Related [March 2013]: Report: Despite 439 claims of Mpls. police misconduct, no officers disciplined
The lawsuit alleges some of the complaints that went to coaching were not for minor things.
For example, the city classified all but one of the 22 complaints against Derek Chauvin as non-public data (they were classified publicly as "closed with no discipline"), which likely means the complaints went to coaching. But court filings in Chauvin's murder trial show multiple allegations that he used excessive force before he killed George Floyd, including that in 2017 Chauvin for 17 minutes knelt on a teenager's back as he said he couldn't breathe.
And former MPD officer Tou Thao, who is charged with aiding and abetting the murder of Floyd, had no discipline on his public record, but court filings by the state show he was written up by his field training officer eight times for dishonest conduct and taking shortcuts to avoid work, the lawsuit says.
"One mechanism by which to prevent police murders is identifying problem officers before their misconduct can escalate," the lawsuit states. "Yet the City Defendants have proven that not only will they remain willfully blind to the misconduct of problem officers, but that they will bury these officers’ disciplinary data away from the public by calling it 'coaching.'"
The ACLU says the practice of coaching didn't appear in the MPD's policy manual or the union contract until Dec. 31, 2020. Prior to that, the manual required that discipline be mandatory when an officer violated department policy. But, seven months after George Floyd was murdered by Derek Chauvin, the City of Minneapolis and the MPD "quietly removed" the mandatory discipline provision and replaced it with coaching.
“Following the police murder of George Floyd, it is disgraceful that rather than increasing transparency around police misconduct, the City of Minneapolis and its police department chose instead to keep hiding discipline from public scrutiny and to make it harder to hold officers like Derek Chauvin accountable,” ACLU-MN staff attorney Isabella Nascimento said in the release. “Coaching is supposed to serve as an early-warning system to spot problem officers, not make it harder to intervene before violations escalate to brutality and even murder.

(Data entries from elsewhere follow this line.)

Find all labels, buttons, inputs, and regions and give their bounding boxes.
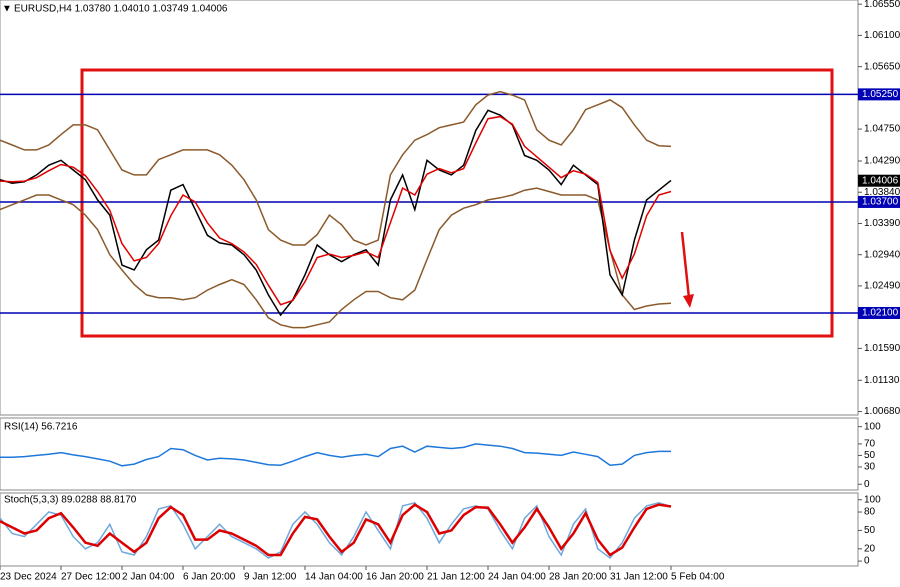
y-tick-label: 100 [864,494,881,505]
y-tick-label: 100 [864,421,881,432]
x-tick-label: 6 Jan 20:00 [183,572,236,583]
level-tag [858,88,900,101]
level-tag [858,306,900,319]
chart-title: EURUSD,H4 1.03780 1.04010 1.03749 1.0400… [14,4,228,15]
series-line [0,443,671,467]
level-label: 1.05250 [862,89,899,100]
y-tick-label: 1.02490 [864,281,900,292]
arrow-head [683,294,694,308]
y-tick-label: 30 [864,462,876,473]
x-tick-label: 5 Feb 04:00 [671,572,725,583]
y-tick-label: 50 [864,525,876,536]
range-box [80,68,834,338]
series-line [0,109,672,317]
x-tick-label: 28 Jan 20:00 [549,572,607,583]
y-tick-label: 1.01130 [864,375,900,386]
series-line [0,501,672,560]
rsi-title: RSI(14) 56.7216 [4,422,78,433]
x-tick-label: 14 Jan 04:00 [305,572,363,583]
series-line [0,90,672,246]
series-line [0,187,672,329]
arrow-shaft [680,231,691,299]
y-tick-label: 1.06100 [864,30,900,41]
y-tick-label: 0 [864,479,870,490]
y-tick-label: 1.04290 [864,156,900,167]
y-tick-label: 1.06550 [864,0,900,10]
x-tick-label: 9 Jan 12:00 [244,572,297,583]
last-price-label: 1.04006 [862,175,899,186]
x-tick-label: 2 Jan 04:00 [122,572,175,583]
main-panel [0,0,859,416]
level-tag [858,195,900,208]
collapse-icon: ▼ [2,4,12,15]
last-price-tag [858,174,900,187]
y-tick-label: 1.01590 [864,343,900,354]
y-tick-label: 1.04750 [864,124,900,135]
y-tick-label: 50 [864,450,876,461]
y-tick-label: 1.03390 [864,218,900,229]
x-tick-label: 23 Dec 2024 [0,572,57,583]
series-line [0,503,672,557]
x-tick-label: 21 Jan 12:00 [427,572,485,583]
x-tick-label: 31 Jan 12:00 [610,572,668,583]
level-label: 1.03700 [862,197,899,208]
rsi-panel [0,417,859,491]
x-tick-label: 24 Jan 04:00 [488,572,546,583]
y-tick-label: 1.05650 [864,61,900,72]
x-tick-label: 16 Jan 20:00 [366,572,424,583]
y-tick-label: 1.03840 [864,187,900,198]
y-tick-label: 1.02940 [864,249,900,260]
stoch-panel [0,492,859,567]
x-tick-label: 27 Dec 12:00 [61,572,121,583]
level-label: 1.02100 [862,308,899,319]
y-tick-label: 0 [864,556,870,567]
y-tick-label: 20 [864,543,876,554]
y-tick-label: 1.00680 [864,406,900,417]
stoch-title: Stoch(5,3,3) 89.0288 88.8170 [4,495,137,506]
series-line [0,115,672,306]
y-tick-label: 80 [864,507,876,518]
y-tick-label: 70 [864,439,876,450]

"These actions by the city and MPD further deepen a culture of secrecy and reinforce the mistrust of a public who find it increasingly difficult to believe police will be held responsible," Nascimento added.
The lawsuit asks the court to order the city to follow state law and release its officer disciplinary data. It also seeks damages.
Bring Me The News has reached out to the City of Minneapolis for comment.